In next three years, Indian economy, which is 5th largest now, is likely to become the 3rd largest. The stock market and banking system are robust. The ease of doing business has improved drastically, FDI policy has been liberalized to allow 100% through automatic route, the invest climate has improved,
According to the World Investment Report 2023, India emerges as the FDI powerhouse and secures the third-highest foreign investment in 2021-22. The total amount of FDI inflows received during the last ten years (April 2014-September 2023) was US$ 629.58 billion. This FDI has come from more than 101 countries that have invested across 31 Union Territories and States and 57 sectors in the country.
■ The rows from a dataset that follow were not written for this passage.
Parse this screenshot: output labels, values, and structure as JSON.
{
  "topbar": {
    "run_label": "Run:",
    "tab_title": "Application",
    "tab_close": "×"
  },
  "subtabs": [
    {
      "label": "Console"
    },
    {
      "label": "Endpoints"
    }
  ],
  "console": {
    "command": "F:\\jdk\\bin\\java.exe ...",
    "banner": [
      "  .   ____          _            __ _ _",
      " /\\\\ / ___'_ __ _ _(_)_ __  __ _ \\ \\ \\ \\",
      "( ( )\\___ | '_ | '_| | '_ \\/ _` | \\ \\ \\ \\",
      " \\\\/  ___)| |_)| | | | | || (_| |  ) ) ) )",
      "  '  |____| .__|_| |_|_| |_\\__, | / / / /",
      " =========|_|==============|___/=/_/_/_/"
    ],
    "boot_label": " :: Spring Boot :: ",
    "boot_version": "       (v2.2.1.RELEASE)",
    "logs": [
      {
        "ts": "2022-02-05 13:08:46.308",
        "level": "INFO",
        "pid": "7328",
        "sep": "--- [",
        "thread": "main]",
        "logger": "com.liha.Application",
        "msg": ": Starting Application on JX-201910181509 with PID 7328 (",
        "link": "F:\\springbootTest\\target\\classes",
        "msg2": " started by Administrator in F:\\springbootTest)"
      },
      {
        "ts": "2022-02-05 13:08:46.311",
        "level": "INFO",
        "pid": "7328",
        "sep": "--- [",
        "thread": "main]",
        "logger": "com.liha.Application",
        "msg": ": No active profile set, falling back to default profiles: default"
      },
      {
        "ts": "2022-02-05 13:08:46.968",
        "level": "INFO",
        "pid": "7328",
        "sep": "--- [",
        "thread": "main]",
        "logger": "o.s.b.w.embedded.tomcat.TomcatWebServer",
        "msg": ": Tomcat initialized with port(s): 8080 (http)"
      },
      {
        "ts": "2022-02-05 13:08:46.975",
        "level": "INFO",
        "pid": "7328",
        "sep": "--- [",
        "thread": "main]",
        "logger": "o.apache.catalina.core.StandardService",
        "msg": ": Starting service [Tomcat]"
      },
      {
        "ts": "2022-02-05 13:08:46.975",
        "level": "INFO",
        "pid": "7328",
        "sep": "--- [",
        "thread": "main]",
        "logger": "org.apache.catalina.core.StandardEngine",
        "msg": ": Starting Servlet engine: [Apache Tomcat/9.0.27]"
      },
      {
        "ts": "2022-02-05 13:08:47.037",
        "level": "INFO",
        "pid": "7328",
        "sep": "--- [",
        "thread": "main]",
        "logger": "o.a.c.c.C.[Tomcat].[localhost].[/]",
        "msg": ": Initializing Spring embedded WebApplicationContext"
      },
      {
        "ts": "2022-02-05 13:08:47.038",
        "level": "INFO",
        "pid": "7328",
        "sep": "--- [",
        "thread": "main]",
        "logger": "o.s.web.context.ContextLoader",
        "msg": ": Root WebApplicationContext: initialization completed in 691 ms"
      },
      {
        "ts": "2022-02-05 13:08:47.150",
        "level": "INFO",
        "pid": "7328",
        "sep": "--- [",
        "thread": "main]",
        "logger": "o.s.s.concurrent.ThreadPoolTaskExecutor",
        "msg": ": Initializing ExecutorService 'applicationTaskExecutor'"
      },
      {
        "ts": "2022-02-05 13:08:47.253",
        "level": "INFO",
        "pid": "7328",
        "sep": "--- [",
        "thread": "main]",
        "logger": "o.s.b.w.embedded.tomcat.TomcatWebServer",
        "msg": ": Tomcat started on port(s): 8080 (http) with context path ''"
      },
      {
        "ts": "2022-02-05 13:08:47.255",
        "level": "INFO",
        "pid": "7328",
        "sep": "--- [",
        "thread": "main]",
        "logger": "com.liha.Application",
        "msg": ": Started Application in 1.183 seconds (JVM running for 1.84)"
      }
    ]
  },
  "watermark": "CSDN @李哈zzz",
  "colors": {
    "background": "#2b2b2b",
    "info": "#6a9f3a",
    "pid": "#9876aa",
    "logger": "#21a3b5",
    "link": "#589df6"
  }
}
Add to this the interim Union budget presented by the finance minister of India on February 1. It reflected the government commitment to accelerate efforts towards achieving developed nation status by 2047. It is remarkable that a big increase in capital outlay by 11% to around 150 billion USD and fund allocation of around 13 billion USD for work opportunities and employment generation has been done while adhering to fiscal discipline. This is more praiseworthy that the fiscal prudence was maintained even though this year being general election year when generally the government resorts reckless splurge on populism. Globally, investors were expecting that. Investors have recognized continued focus on fiscal sanctity, and it is reflected in global interest in doing business with India. India’s stock markets also reflect this enthusiasm. India’s markets recently overtook Hong Kong to become the world’s fourth largest with a valuation of $4.33 trillion.
Clearly, there is discernible shift in global narrative of India over China.